Die Ergebnisse waren gemischt. Einerseits ist die Sterberate gesunken und die Geburtenrate gestiegen, andererseits ist die Zahl der Vergiftungen mit alkoholhaltigen Substanzen sehr stark gestiegen. Und die Haushaltseinnahmen sind deutlich zurückgegangen. Der Staat subventionierte lebensnotwendige Güter - Brot, Zucker, aber wenn es um Einkommenseinbußen ginge, dann könnten auch die Preise dieser Güter steigen. Das Ergebnis war bekannt. Das Programm wurde in seinem Umfang beschnitten, aber einige Punkte wurden beibehalten.
Bestimmte Maßnahmen zur Beschränkung des Verkaufs und damit des Alkoholkonsums, die seit dem zaristischen Russland aktiv konsumiert wurden, werden weiterhin angewendet.
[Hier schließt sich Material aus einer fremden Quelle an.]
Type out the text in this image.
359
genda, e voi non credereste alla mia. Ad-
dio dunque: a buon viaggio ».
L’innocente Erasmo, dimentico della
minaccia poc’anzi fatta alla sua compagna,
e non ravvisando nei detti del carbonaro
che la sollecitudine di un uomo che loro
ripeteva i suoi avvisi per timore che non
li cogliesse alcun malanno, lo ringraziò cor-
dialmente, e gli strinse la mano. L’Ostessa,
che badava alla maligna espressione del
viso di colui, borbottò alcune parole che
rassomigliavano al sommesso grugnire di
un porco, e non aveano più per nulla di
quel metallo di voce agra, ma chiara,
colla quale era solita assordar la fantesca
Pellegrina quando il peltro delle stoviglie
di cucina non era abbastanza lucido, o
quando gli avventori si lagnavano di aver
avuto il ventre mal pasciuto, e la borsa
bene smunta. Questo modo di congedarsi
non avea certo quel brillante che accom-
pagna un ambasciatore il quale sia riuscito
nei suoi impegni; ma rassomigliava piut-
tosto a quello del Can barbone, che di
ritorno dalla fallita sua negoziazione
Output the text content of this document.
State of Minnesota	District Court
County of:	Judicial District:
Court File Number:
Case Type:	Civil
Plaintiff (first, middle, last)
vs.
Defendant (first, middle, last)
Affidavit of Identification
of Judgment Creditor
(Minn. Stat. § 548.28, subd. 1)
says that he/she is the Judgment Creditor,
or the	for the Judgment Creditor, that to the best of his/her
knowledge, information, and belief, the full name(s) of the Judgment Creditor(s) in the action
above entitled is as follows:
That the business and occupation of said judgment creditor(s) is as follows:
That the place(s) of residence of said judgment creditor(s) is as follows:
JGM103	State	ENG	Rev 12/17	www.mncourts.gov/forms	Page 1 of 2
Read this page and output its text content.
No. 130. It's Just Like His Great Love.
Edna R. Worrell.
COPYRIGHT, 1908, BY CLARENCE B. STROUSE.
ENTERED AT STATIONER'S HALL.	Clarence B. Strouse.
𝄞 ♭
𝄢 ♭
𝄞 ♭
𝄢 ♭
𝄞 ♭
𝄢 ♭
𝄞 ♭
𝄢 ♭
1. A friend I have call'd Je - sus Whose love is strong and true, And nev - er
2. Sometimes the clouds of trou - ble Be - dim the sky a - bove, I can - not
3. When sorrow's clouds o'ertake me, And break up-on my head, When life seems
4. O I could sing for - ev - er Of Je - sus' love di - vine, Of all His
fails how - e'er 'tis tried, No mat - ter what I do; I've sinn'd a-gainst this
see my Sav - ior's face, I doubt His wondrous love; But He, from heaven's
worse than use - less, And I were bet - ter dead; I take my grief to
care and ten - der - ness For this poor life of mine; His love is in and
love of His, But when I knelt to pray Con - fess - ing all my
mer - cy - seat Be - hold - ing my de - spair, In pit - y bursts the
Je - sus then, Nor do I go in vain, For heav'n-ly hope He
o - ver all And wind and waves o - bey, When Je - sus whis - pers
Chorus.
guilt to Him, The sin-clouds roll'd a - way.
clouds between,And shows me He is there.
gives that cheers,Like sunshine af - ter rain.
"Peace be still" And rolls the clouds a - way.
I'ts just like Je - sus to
Ihre Wirksamkeit ist fraglich, aber Tatsache ist, dass der Staat seit der Ära Gorbatschow keine nennenswerten Versuche mehr unternommen hat, ein trockenes Gesetz einzuführen und seine Bevölkerung zu einem nüchternen Leben zu zwingen. Der Versuch, das Problem auf Landesebene zu lösen, führte oft zu einem traurigen Ergebnis, in der Erwägung, dass Alkoholsucht in einer einzigen Familie oft zum Zusammenbruch der Familie führte, selbst bei Prominenten.